Little Brown Brother By Nick Carbó

Back_to_Bataan

I’ve always wanted to play the part
of that puckish pubescent Filipino boy

in those John Wayne Pacific-War movies.
Pepe, Jose, or Juanito would be smiling,

bare-chested and eager to please
for most of the steamy jungle scenes.

I’d be the one who would cross
the Japanese lines and ask for tanks,

air support, or more men. I’d miraculously
make it back to the town where John Wayne

is holding his position against the enemy
with his Thompson machine-gun. As a reward,

he’d rub that big white hand on my head
and he’d promise to let me clean

his Tommy gun by the end of the night. But
then, a Betty Grable look-a-like love

interest would divert him by sobbing
into his shoulder, saying how awfully scared

she is about what the “Japs” would do
to her if she were captured. In one swift

motion, John Wayne would sweep her off
her feet to calm her fears inside his private quarters.
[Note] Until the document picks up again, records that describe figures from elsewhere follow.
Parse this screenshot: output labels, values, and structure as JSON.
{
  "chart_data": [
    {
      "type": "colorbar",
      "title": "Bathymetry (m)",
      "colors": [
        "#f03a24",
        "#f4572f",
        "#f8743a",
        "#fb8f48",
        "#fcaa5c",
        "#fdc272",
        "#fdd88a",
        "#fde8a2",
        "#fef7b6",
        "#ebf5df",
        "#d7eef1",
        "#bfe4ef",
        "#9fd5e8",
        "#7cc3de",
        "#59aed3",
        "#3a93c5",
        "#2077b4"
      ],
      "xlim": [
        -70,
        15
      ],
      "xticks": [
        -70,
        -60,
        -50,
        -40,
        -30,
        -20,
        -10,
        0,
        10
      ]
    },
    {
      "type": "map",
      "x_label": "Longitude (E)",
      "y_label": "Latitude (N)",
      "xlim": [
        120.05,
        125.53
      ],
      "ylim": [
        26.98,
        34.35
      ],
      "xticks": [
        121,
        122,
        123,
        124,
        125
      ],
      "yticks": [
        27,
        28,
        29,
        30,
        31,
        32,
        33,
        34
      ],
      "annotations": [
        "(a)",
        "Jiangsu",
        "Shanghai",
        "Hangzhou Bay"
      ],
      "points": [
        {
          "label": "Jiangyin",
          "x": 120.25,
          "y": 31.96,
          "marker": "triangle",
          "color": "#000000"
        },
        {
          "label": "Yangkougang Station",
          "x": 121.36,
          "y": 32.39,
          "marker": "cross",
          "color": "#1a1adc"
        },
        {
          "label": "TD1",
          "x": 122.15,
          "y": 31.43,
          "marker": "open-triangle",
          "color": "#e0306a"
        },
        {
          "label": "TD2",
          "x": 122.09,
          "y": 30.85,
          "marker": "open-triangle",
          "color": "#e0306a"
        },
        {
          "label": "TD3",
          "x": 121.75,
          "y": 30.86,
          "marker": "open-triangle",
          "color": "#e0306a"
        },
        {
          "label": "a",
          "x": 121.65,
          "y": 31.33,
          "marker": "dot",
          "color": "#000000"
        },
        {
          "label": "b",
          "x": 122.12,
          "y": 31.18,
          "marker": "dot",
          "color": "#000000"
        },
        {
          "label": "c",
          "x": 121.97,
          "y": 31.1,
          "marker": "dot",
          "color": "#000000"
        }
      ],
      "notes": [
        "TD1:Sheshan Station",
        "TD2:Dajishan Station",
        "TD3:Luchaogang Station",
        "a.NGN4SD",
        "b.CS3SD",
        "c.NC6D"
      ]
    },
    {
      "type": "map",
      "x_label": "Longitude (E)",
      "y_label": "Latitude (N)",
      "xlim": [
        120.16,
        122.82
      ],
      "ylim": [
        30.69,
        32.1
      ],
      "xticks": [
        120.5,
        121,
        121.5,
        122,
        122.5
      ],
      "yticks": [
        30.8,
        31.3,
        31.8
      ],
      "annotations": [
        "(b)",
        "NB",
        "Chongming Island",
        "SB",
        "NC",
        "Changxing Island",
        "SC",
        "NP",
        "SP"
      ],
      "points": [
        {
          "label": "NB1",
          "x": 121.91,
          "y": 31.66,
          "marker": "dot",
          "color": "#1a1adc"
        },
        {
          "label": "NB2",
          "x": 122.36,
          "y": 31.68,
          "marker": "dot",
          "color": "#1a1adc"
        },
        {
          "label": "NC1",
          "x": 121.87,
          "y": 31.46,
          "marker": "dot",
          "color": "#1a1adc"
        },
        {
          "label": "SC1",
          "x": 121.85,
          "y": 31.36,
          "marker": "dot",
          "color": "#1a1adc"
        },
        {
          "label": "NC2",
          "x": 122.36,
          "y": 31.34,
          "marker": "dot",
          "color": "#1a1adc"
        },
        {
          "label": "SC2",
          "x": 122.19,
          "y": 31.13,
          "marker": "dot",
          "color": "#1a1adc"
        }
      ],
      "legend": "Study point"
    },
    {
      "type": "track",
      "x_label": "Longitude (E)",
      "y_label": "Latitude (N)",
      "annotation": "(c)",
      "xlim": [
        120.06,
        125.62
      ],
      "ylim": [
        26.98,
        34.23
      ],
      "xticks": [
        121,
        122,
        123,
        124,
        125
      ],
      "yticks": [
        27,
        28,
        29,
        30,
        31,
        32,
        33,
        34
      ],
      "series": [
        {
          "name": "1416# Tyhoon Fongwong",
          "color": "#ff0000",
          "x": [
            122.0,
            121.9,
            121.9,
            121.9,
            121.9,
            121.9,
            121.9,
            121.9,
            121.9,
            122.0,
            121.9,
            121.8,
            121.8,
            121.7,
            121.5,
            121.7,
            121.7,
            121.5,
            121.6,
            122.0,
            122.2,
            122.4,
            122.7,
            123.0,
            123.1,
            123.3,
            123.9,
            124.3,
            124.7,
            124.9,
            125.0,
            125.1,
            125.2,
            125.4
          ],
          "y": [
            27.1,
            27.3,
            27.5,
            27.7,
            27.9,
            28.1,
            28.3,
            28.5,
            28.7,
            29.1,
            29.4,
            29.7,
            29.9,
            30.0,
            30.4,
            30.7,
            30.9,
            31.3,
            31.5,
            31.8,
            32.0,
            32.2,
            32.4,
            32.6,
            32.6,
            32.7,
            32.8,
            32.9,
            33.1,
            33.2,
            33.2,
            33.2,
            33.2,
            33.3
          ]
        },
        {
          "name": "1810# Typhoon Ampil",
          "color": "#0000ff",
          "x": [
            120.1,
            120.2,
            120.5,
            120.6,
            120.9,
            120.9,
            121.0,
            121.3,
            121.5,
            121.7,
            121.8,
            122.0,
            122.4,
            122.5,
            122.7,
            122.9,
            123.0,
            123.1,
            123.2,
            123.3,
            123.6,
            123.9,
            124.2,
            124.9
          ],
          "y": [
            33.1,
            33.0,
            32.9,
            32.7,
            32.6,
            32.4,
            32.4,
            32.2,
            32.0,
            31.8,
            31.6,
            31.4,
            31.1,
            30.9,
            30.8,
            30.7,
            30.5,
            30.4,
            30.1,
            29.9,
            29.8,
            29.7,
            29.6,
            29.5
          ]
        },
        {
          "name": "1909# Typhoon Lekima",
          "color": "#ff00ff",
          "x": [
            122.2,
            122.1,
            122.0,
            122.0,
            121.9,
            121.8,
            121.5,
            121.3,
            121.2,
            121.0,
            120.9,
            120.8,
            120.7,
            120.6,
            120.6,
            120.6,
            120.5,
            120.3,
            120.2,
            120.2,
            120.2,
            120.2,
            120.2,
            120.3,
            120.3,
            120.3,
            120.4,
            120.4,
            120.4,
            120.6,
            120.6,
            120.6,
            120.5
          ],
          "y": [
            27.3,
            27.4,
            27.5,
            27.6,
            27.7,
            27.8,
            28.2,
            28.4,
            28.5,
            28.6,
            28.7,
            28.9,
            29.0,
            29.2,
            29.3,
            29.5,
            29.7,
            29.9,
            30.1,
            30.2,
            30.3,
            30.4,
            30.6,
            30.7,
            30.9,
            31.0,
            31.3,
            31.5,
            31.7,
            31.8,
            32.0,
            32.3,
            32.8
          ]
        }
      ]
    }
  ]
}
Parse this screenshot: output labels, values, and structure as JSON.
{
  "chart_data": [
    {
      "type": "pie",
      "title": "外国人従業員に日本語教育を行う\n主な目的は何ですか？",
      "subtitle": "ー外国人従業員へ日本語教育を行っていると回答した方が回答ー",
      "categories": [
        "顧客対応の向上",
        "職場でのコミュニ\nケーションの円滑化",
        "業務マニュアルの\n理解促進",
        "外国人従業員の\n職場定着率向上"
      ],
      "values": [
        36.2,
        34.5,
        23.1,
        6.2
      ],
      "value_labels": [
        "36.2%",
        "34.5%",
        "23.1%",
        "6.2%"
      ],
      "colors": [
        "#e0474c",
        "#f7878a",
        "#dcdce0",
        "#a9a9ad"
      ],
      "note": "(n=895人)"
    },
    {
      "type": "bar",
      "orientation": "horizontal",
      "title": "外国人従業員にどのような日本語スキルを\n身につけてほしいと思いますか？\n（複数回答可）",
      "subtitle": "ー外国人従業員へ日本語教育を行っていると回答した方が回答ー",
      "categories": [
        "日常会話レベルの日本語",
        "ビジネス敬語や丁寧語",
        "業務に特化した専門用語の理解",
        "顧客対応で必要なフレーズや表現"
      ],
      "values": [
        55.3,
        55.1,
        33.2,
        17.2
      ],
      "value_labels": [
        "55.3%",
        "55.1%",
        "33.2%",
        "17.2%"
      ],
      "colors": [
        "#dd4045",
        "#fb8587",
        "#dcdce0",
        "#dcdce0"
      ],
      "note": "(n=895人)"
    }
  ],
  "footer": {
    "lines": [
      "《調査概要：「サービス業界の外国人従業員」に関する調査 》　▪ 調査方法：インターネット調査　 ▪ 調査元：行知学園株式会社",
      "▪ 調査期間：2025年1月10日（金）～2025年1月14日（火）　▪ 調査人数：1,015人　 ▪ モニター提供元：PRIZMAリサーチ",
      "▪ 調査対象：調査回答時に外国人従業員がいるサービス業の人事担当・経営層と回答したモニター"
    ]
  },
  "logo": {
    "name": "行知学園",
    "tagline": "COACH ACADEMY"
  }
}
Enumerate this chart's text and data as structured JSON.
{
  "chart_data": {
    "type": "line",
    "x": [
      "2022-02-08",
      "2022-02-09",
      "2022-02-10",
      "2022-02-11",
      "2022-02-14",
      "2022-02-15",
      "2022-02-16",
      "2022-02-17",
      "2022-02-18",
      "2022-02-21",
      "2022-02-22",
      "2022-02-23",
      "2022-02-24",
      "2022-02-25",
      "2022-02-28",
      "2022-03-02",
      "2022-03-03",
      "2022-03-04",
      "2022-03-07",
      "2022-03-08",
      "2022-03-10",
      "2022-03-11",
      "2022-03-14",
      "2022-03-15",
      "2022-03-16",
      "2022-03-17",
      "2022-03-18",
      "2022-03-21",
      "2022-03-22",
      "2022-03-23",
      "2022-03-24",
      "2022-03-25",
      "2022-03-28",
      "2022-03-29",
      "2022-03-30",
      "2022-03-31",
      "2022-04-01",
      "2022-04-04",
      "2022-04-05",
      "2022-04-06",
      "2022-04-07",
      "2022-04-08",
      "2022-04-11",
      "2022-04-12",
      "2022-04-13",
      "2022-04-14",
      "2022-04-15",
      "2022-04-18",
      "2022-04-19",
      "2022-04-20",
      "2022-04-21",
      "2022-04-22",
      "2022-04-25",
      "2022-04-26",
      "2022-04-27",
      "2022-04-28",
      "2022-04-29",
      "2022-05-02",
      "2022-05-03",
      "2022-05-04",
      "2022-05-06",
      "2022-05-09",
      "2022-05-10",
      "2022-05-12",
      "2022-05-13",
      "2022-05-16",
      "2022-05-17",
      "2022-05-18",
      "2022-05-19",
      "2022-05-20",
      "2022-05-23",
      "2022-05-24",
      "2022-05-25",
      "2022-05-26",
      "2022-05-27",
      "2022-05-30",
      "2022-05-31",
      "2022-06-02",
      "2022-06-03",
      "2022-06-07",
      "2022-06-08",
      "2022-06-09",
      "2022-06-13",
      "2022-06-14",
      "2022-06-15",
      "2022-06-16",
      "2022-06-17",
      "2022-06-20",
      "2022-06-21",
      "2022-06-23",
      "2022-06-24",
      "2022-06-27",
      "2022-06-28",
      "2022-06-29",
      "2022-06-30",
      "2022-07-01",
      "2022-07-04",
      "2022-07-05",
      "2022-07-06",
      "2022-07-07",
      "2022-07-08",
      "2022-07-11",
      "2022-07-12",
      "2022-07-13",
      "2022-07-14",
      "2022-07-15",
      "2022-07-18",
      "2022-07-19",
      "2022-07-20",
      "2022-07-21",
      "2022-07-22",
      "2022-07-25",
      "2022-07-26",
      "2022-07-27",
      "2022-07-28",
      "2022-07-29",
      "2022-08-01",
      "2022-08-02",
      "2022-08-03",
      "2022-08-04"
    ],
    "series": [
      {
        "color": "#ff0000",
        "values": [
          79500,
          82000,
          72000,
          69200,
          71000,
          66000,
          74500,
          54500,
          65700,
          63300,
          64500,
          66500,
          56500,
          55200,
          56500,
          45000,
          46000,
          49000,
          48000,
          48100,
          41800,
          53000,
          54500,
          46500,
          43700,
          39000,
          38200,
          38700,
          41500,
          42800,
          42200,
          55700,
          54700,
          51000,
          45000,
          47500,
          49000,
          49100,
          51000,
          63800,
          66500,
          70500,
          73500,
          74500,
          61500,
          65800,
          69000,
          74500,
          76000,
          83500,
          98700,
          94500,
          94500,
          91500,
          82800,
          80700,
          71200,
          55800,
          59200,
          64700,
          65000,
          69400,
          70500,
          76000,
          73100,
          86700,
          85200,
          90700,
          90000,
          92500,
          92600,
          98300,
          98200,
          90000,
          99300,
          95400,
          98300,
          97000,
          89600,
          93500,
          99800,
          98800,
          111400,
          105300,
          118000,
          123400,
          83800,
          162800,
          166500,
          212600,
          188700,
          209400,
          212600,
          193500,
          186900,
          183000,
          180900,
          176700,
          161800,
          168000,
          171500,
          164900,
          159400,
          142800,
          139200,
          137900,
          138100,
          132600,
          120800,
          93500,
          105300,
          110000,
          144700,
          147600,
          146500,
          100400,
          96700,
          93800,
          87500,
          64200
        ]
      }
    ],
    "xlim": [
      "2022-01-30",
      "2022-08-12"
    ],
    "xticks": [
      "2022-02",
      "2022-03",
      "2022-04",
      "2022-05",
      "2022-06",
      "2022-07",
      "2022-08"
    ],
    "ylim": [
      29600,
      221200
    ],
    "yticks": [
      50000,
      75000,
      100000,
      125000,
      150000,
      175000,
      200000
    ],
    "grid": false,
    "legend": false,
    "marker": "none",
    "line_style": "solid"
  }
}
Because of my Hollywood ability
to be anywhere, I’d be under the bed

watching the woman roll down her stockings
as my American hero unbuckles his belt

I’d feel the bottom of the bed bounce off my chest
as small-arms fire explodes outside the walls.

 

First published in El Grupo McDonald’s (Tia Chucha, 1995). Reprinted by permission on Nick Carbó.

 

 

Nick Carbó has edited two anthologies of Filipino literature, Returning a Borrowed Tongue: An Anthology of Filipino and Filipino American Poetry (1995) and Babaylan: An Anthology of Filipina and Filipina American Writers (2000), and coedited the anthology Sweet Jesus: Poems About the Ultimate Icon (2002) with Denise Duhamel. His honors and awards include fellowships from the National Endowment for the Arts and the New York Foundation for the Arts and residencies from the MacDowell Colony, Yaddo, Fundacion Valparaiso, and Le Château de Lavigny. His collections of poetry include El Grupo McDonald’s (1995); Secret Asian Man (2000), which won an Asian American Literary Award; and Andalusian Dawn (2004). Carbó’s work can be humorous, even satirical, in his examinations of American pop culture and its influence on Asian countries such as the Philippines. He told National Public Radio, “By writing about these influences, it’s my way of kicking back.”